Following passage of the bill, the American Public Transportation Association (APTA) issued a statement applauding Congress for "acting in line with the wishes of the American people" and refusing to eliminate even one of the billions of dollars earmarked for light rail and street car projects across the country.
Just a month ago, these advocates and their supporters in Congress had been fretting about Trump's "devastating" skinny budget and a proposed cut 13 percent cut to the Department of Transportation. The federal government currently pays for some 43 percent of all capital spending on public transit.
But thanks to a steady stream of open letters, questionable economic studies, and advocacy from bi-partisan boosters of public transit within Congress, these cuts were jettisoned from the final budget deal struck on Monday.
The new spending plan gives the Department of Transportation (DOT) an overall discretionary budget of $19.3 billion, a $681 million increase over 2016 funding levels.
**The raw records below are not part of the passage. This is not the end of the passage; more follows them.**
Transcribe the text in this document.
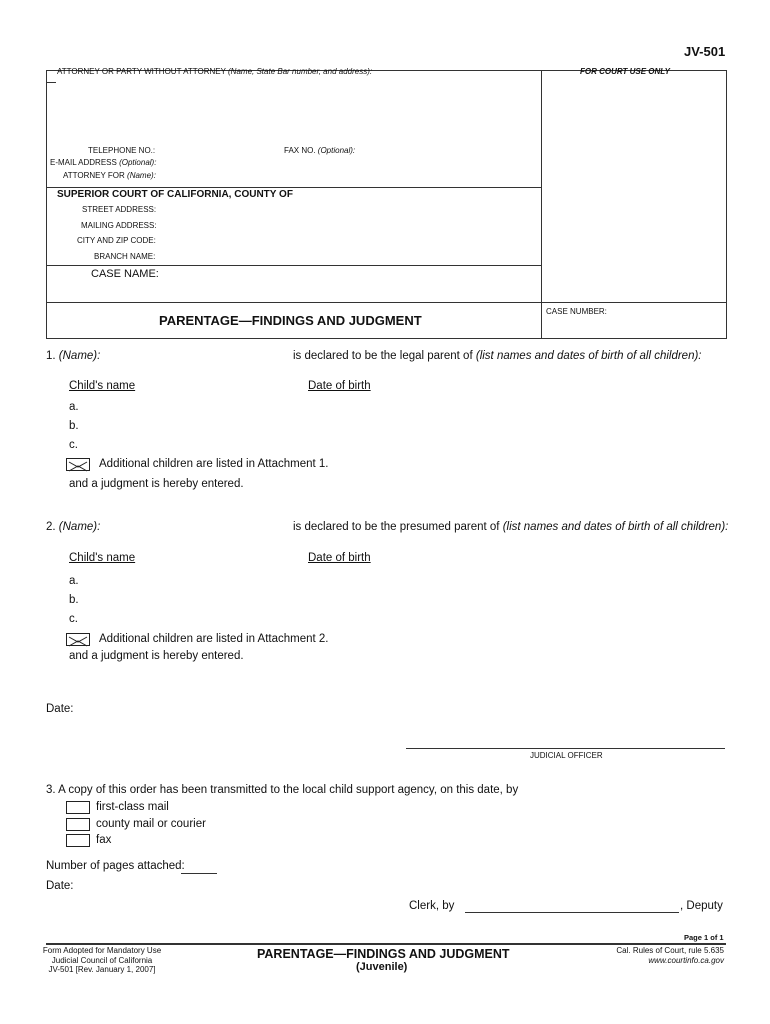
JV-501
ATTORNEY OR PARTY WITHOUT ATTORNEY (Name, State Bar number, and address):	FOR COURT USE ONLY
TELEPHONE NO.:	FAX NO. (Optional):
E-MAIL ADDRESS (Optional):
ATTORNEY FOR (Name):
SUPERIOR COURT OF CALIFORNIA, COUNTY OF
STREET ADDRESS:
MAILING ADDRESS:
CITY AND ZIP CODE:
BRANCH NAME:
CASE NAME:
CASE NUMBER:
PARENTAGE—FINDINGS AND JUDGMENT
1. (Name):	is declared to be the legal parent of (list names and dates of birth of all children):
Child's name	Date of birth
a.
b.
c.
Additional children are listed in Attachment 1.
and a judgment is hereby entered.
2. (Name):	is declared to be the presumed parent of (list names and dates of birth of all children):
Child's name	Date of birth
a.
b.
c.
Additional children are listed in Attachment 2.
and a judgment is hereby entered.
Date:
JUDICIAL OFFICER
3. A copy of this order has been transmitted to the local child support agency, on this date, by
first-class mail
county mail or courier
fax
Number of pages attached:
Date:
Clerk, by	, Deputy
Page 1 of 1
Form Adopted for Mandatory Use
Judicial Council of California
JV-501 [Rev. January 1, 2007]
PARENTAGE—FINDINGS AND JUDGMENT
(Juvenile)
Cal. Rules of Court, rule 5.635
www.courtinfo.ca.gov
Hardly the 13 percent cut initially proposed.
Given new life under these increased funding levels is the Transportation Investment Generating Economic Recovery (TIGER) grant program, which Trump's budget blueprint had eliminated in its entirety.
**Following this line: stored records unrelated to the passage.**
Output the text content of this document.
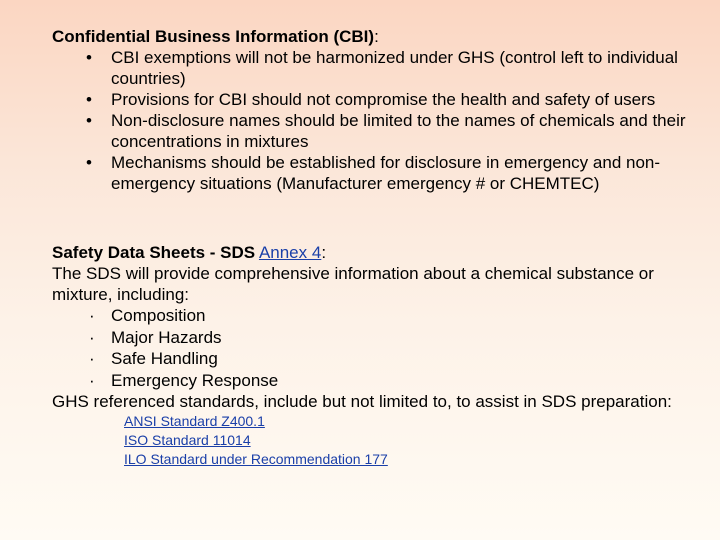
Confidential Business Information (CBI):

•	CBI exemptions will not be harmonized under GHS (control left to individual countries)
•	Provisions for CBI should not compromise the health and safety of users
•	Non-disclosure names should be limited to the names of chemicals and their concentrations in mixtures
•	Mechanisms should be established for disclosure in emergency and non-emergency situations (Manufacturer emergency # or CHEMTEC)

Safety Data Sheets - SDS Annex 4:

The SDS will provide comprehensive information about a chemical substance or mixture, including:

· Composition
· Major Hazards
· Safe Handling
· Emergency Response

GHS referenced standards, include but not limited to, to assist in SDS preparation:

ANSI Standard Z400.1
ISO Standard 11014
ILO Standard under Recommendation 177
Initially created as an economic recovery program under the Obama Administration's stimulus plan, these TIGER grants have gone on to dole out $4.6 billion to transit projects in the years since the Great Recession has ended, and not without controversy.
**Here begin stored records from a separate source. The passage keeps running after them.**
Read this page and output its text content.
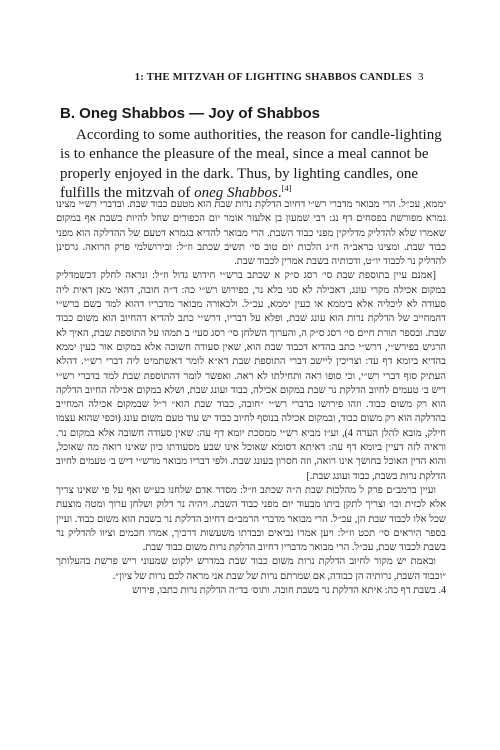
1: THE MITZVAH OF LIGHTING SHABBOS CANDLES 3
B. Oneg Shabbos — Joy of Shabbos

According to some authorities, the reason for candle-lighting is to enhance the pleasure of the meal, since a meal cannot be properly enjoyed in the dark. Thus, by lighting candles, one fulfills the mitzvah of oneg Shabbos.[4]

יממא, עכ״ל. הרי מבואר מדברי רש״י דחיוב הדלקת נרות שבת הוא מטעם כבוד שבת. ובדברי רש״י מצינו גמרא מפורשת בפסחים דף נג: רבי שמעון בן אלעזר אומר יום הכפורים שחל להיות בשבת אף במקום שאמרו שלא להדליק מדליקין מפני כבוד השבת. הרי מבואר להדיא בגמרא דטעם של ההדלקה הוא מפני כבוד שבת. ומצינו בראב״ה ח״ג הלכות יום טוב סי׳ תשיב שכתב וז״ל: ובירושלמי פרק הרואה. גרסינן להדליק נר לכבוד יו״ט, ודכותיה בשבת אמרין לכבוד שבת.

[אמנם עיין בתוספת שבת סי׳ רסג ס״ק א שכתב ברש״י חידוש גדול וז״ל: ונראה לחלק דכשמדליק במקום אכילה מקרי עונג, דאכילה לא סגי בלא נר, כפירוש רש״י כה: ד״ה חובה, דהאי מאן דאית ליה סעודה לא ליכליה אלא ביממא או כעין יממא, עכ״ל. ולכאורה מבואר מדבריו דהוא למד בשם ברש״י דהמחייב של הדלקת נרות הוא עונג שבת, ופלא על דבריו, דרש״י כתב להדיא דהחיוב הוא משום כבוד שבת. ובספר תורת חיים סי׳ רסג ס״ק ה, והערוך השלחן סי׳ רסג סעי׳ ב תמהו על התוספת שבת, האיך לא הרגיש בפירש״י, דרש״י כתב בהדיא דכבוד שבת הוא, שאין סעודה חשובה אלא במקום אור כעין יממא בהדיא ביומא דף עד: וצריכין ליישב דברי התוספת שבת דא״א לומר דאשתמיט ליה דברי רש״י. דהלא העתיק סוף דברי רש״י, וכי סופו ראה ותחילתו לא ראה. ואפשר לומר דהתוספת שבת למד בדברי רש״י דיש ב׳ טעמים לחיוב הדלקת נר שבת במקום אכילה, כבוד ועונג שבת, ושלא במקום אכילה החיוב הדלקה הוא רק משום כבוד. וזהו פירושו בדברי רש״י ״חובה, כבוד שבת הוא״ ר״ל שבמקום אכילה המחייב בהדלקה הוא רק משום כבוד, ובמקום אכילה בנוסף לחיוב כבוד יש עוד טעם משום עונג (וכפי שהוא עצמו חילק, מובא להלן הערה 4), וע״ז מביא רש״י ממסכת יומא דף עה: שאין סעודה חשובה אלא במקום נר. וראיה לזה דעיין ביומא דף עה: דאיתא דסומא שאוכל אינו שבע מסעודתו כיון שאינו רואה מה שאוכל, והוא הדין האוכל בחושך אינו רואה, וזה חסרון בעונג שבת. ולפי דבריו מבואר מרש״י דיש ב׳ טעמים לחיוב הדלקת נרות בשבת, כבוד ועונג שבת.]

ועיין ברמב״ם פרק ל מהלכות שבת ה״ה שכתב וז״ל: מסדר אדם שלחנו בע״ש ואף על פי שאינו צריך אלא לכזית וכו׳ וצריך לתקן ביתו מבעוד יום מפני כבוד השבת. ויהיה נר דלוק ושלחן ערוך ומטה מוצעת שכל אלו לכבוד שבת הן, עכ״ל. הרי מבואר מדברי הרמב״ם דחיוב הדלקת נר בשבת הוא משום כבוד. ועיין בספר היראים סי׳ תכט וז״ל: ויען אמרו נביאים וכבדתו משעשות דרכיך, אמרו חכמים וציוו להדליק נר בשבת לכבוד שבת, עכ״ל. הרי מבואר מדבריו דחיוב הדלקת נרות משום כבוד שבת.

ובאמת יש מקור לחיוב הדלקת נרות משום כבוד שבת במדרש ילקוט שמעוני ריש פרשת בהעלותך ״וכבוד השבת, נרותיה הן כבודה, אם שמרתם נרות של שבת אני מראה לכם נרות של ציון״.

4. בשבת דף כה: איתא הדלקת נר בשבת חובה. ותוס׳ בד״ה הדלקת נרות כתבו, פירוש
A 2014 Government Accountability Office report found the Department of Transportation had violated its own internal control practices in administering the TIGER program, giving grants to projects that applied after deadlines or which were rated inferior to other applicants.
The GAO report also found that DOT failed to document the reasons for these violations of its internal controls which it warned could "give rise to challenges to the integrity of the evaluation process and the rationale for the decisions made." You don't say.
Monday's spending bill gives TIGER another $500 million.
Also living to spend another day is the Capital Investment Grants (CIG) program which, like TIGER, funnels money to state and local agencies and transit authorities for various public transit projects.
Trump's "skinny budget" proposed ending these grants for all projects but those in the final agreement stage with the Department of Transportation. "New transit projects," according to the budget document, "would be funded by the localities that use and benefit from these localized projects."
This provision panicked local transit authorities who had sold voters on infrastructure plans assuming those federal grants would be forthcoming. Seattle's Lynnwood light rail extension, Tempe, Arizona's new Streetcar project, and others faced cancellation without significant tax increases and borrowing at the state and local levels.
Thanks to a $2.4 billion appropriation to the CIG program, however, 18 public transit projects were spared. Lynnwood in Seattle will get a taxpayer gift of $125 million, while Tempe Streetcar will receive $50 million, almost a third of its overall cost.
Also included in the new congressional budget plan is another $1.5 billion for America's perennial transit loser, Amtrak.
The death of Trump's proposed cuts to wasteful light rail spending should hardly be a surprise. As APTA points out in their Monday press release, three of four Americans favor of increasing spending on public transportation. Their elected representatives in Washington are only too happy to give it to them.
Poll popularity aside, Congress's budget plan accounts for barely 3 percent of passenger miles traveled in urban areas. Public transit is the most expensive form of transportation, costing $1.15 per passenger mile, nearly five times the cost of the same mile by car.
Trump's proposed cuts to programs like CIG and TIGER offered a brief, tantalizing hope the federal government would step away from costly transit options that are actually used by fewer and fewer people.
Monday's transit deal is a reminder representatives of both major political parties will always spend your tax money—however ineffectively—in the hopes of remaining in office.